In October 2013, two of the Cree LED bulbs qualified for Energy Star rating by the United States Environmental Protection Agency, this qualifies them for an (up to) $5 at-the-register rebate from many utility companies, bringing the final cost down to between $5 and $10 (originally LEDs hovered around the $40) . The bulbs are currently available nationally through Home Depot (this is an exclusive arrangement). The company stated it was challenging established lighting manufacturers with aggressive pricing because it wanted to speed up the adoption of LED lighting and that it would work toward producing even less expensive LED household bulbs in the future.
Why Are LED Light Bulbs So Important
If every U.S. household replaced just one regular incandescent light bulb with a LED light bulb, it would prevent 90 billion pounds of greenhouse gas emissions from power plants, the equivalent of taking 7.5 million cars off the road. And the U.S. Environmental Protection Agency says that by replacing regular light bulbs with LED light bulbs at the same minimal rate, Americans would save enough energy to light more than 2.5 million homes for a year.

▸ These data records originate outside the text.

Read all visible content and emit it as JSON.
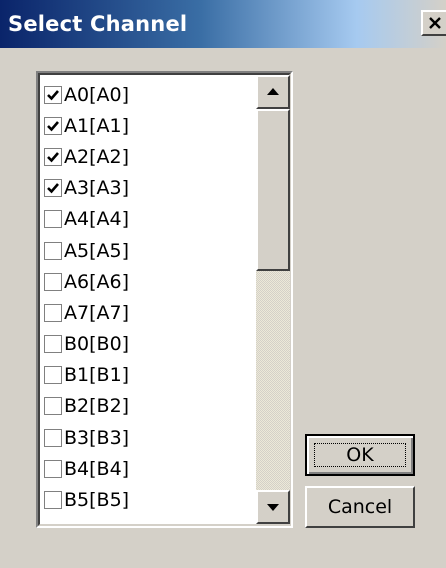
{
  "window": {
    "title": "Select Channel",
    "close_label": "Close"
  },
  "channels": [
    {
      "label": "A0[A0]",
      "checked": true
    },
    {
      "label": "A1[A1]",
      "checked": true
    },
    {
      "label": "A2[A2]",
      "checked": true
    },
    {
      "label": "A3[A3]",
      "checked": true
    },
    {
      "label": "A4[A4]",
      "checked": false
    },
    {
      "label": "A5[A5]",
      "checked": false
    },
    {
      "label": "A6[A6]",
      "checked": false
    },
    {
      "label": "A7[A7]",
      "checked": false
    },
    {
      "label": "B0[B0]",
      "checked": false
    },
    {
      "label": "B1[B1]",
      "checked": false
    },
    {
      "label": "B2[B2]",
      "checked": false
    },
    {
      "label": "B3[B3]",
      "checked": false
    },
    {
      "label": "B4[B4]",
      "checked": false
    },
    {
      "label": "B5[B5]",
      "checked": false
    }
  ],
  "buttons": {
    "ok_label": "OK",
    "cancel_label": "Cancel"
  },
  "icons": {
    "close": "close-icon",
    "scroll_up": "scroll-up-arrow-icon",
    "scroll_down": "scroll-down-arrow-icon",
    "checkmark": "checkmark-icon"
  },
  "colors": {
    "title_gradient_start": "#0a246a",
    "title_gradient_end": "#d4d0c8",
    "dialog_face": "#d4d0c8"
  }
}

Cree, Inc. has become a multinational company headquartered in the US and now boasts $1.3 billion in sales and $70 million in earnings. Its market cap of $7 billion has doubled in less than a year; investors foresee broad adoption of LED light bulbs once federal lighting standards force the phase-out of 40 and 60 watt incandescent bulbs in 2014. Nationwide, of roughly 6 billion light bulbs used in American homes, 3.6 billion are incandescent bulbs. Lighting sucks up roughly 14% of America’s electricity; replacing all those Edison bulbs with LEDs could cut that demand in half.